In the 1940s, the Overtown neighborhood of Miami was home to a thriving African-American community. Black entrepreneurs owned hotels, bars, restaurants, and the Lyric Theater, where white and black fans of jazz would congregate to watch artists such as Billie Holiday and Ella Fitzgerald. It was such a popular nightlife destination, people called it “Little Broadway.”
For me, growing up in Miami in the 1990s, Overtown was just another interstate exit that my family and I drove past on our way out of town. I imagined the city to be limited to the suburbs we lived in and the South Beach clubs and beaches that tourists came to visit. But after spending the last six years in my parents’ native Mexico, I’ve grown increasingly curious to learn more about my hometown.
I was drawn to Overtown because its residents played such a vital role in building Miami and the neighborhood was once a musical mecca despite enduring systemic racism.
Overtown was first settled by blacks from the Caribbean and other Southern states in the 1890s who were recruited to help build the Florida East Coast Railroad.
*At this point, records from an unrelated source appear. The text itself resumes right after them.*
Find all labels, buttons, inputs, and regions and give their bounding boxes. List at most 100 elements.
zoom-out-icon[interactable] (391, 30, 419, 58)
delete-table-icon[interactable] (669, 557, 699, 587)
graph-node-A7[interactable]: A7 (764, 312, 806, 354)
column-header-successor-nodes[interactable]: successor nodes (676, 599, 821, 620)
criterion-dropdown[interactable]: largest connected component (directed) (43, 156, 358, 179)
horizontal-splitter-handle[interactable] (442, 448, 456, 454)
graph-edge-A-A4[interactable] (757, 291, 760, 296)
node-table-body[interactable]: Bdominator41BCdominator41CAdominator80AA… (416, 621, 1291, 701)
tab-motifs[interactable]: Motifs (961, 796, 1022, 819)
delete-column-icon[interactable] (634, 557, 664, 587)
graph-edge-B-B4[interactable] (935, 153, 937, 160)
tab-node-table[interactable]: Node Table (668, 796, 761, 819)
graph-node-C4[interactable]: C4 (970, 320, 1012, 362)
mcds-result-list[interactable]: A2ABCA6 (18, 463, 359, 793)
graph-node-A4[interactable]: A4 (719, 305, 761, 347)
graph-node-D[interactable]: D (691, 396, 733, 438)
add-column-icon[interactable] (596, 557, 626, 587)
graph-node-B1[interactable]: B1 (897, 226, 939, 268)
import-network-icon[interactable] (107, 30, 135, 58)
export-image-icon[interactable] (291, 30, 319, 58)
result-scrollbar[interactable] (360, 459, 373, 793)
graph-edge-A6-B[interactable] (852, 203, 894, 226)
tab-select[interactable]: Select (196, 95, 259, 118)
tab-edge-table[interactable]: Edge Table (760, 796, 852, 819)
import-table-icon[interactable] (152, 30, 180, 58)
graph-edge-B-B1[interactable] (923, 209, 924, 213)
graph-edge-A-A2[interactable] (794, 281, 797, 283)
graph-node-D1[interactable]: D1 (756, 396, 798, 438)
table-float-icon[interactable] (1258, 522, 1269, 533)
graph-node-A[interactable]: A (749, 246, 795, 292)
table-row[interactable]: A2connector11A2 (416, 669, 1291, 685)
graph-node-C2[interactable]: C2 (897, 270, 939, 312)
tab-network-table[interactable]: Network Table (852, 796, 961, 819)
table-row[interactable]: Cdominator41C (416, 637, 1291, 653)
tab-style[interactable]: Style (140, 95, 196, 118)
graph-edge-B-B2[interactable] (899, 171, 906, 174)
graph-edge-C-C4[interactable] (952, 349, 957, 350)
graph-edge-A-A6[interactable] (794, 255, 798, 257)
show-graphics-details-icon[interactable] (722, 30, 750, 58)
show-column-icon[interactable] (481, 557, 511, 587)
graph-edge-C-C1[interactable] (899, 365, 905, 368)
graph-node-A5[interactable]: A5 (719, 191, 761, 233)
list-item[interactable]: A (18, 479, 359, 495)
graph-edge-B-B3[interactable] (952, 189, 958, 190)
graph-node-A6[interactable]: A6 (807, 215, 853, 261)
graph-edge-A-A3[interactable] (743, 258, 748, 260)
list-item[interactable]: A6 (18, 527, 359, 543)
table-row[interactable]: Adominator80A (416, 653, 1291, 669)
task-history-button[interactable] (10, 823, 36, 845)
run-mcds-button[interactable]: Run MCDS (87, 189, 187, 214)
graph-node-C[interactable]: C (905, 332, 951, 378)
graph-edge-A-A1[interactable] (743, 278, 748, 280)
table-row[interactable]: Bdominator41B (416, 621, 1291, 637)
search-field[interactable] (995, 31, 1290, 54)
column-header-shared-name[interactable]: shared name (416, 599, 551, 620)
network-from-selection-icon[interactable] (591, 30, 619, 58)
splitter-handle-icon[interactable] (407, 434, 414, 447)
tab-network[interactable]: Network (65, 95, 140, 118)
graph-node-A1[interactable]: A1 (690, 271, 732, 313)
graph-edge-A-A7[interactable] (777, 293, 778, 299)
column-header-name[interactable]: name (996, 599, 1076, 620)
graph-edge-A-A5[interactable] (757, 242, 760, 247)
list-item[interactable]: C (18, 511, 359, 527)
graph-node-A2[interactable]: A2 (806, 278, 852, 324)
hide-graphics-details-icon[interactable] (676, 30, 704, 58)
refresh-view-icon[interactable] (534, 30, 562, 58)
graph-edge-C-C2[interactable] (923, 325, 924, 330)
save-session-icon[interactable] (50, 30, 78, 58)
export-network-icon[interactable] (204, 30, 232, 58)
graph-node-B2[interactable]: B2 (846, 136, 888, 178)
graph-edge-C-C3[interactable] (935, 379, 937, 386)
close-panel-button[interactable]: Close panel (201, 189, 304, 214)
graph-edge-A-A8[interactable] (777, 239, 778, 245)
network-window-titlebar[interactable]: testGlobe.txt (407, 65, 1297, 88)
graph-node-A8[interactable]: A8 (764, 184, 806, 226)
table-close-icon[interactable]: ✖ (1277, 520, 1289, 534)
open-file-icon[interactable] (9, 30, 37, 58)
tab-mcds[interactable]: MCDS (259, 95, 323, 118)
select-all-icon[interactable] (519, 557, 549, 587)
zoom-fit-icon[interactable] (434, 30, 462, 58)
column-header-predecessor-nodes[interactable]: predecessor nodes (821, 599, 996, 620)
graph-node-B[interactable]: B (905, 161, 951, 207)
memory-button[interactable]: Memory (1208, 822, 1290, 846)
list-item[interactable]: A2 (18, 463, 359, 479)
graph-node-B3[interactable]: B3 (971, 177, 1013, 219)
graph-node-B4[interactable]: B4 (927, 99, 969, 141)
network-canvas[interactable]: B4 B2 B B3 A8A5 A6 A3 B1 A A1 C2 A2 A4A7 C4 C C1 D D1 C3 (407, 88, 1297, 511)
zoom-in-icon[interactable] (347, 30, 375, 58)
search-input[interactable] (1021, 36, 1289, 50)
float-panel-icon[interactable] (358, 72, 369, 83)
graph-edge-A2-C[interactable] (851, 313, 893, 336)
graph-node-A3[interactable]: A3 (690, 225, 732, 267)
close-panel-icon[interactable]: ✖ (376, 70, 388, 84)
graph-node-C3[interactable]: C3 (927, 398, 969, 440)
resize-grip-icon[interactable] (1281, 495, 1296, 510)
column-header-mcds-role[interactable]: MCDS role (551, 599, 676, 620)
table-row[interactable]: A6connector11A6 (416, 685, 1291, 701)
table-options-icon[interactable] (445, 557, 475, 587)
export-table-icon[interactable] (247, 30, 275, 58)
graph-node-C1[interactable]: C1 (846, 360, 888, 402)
The neighborhood flourished until the 1960s, when two new highways—I-95 and I-395—went up in the middle of it. Some 75 percent of the neighborhood’s residents were displaced, according to local researchers. Today almost half the neighborhood’s residents live below the federal poverty line.
Now another transformation is taking hold. Developers have purchased properties in the neighborhood, with several projects in the pipeline. While their investors promise positive changes to the neighborhood, many locals fear the neighborhood’s rich history will be forgotten.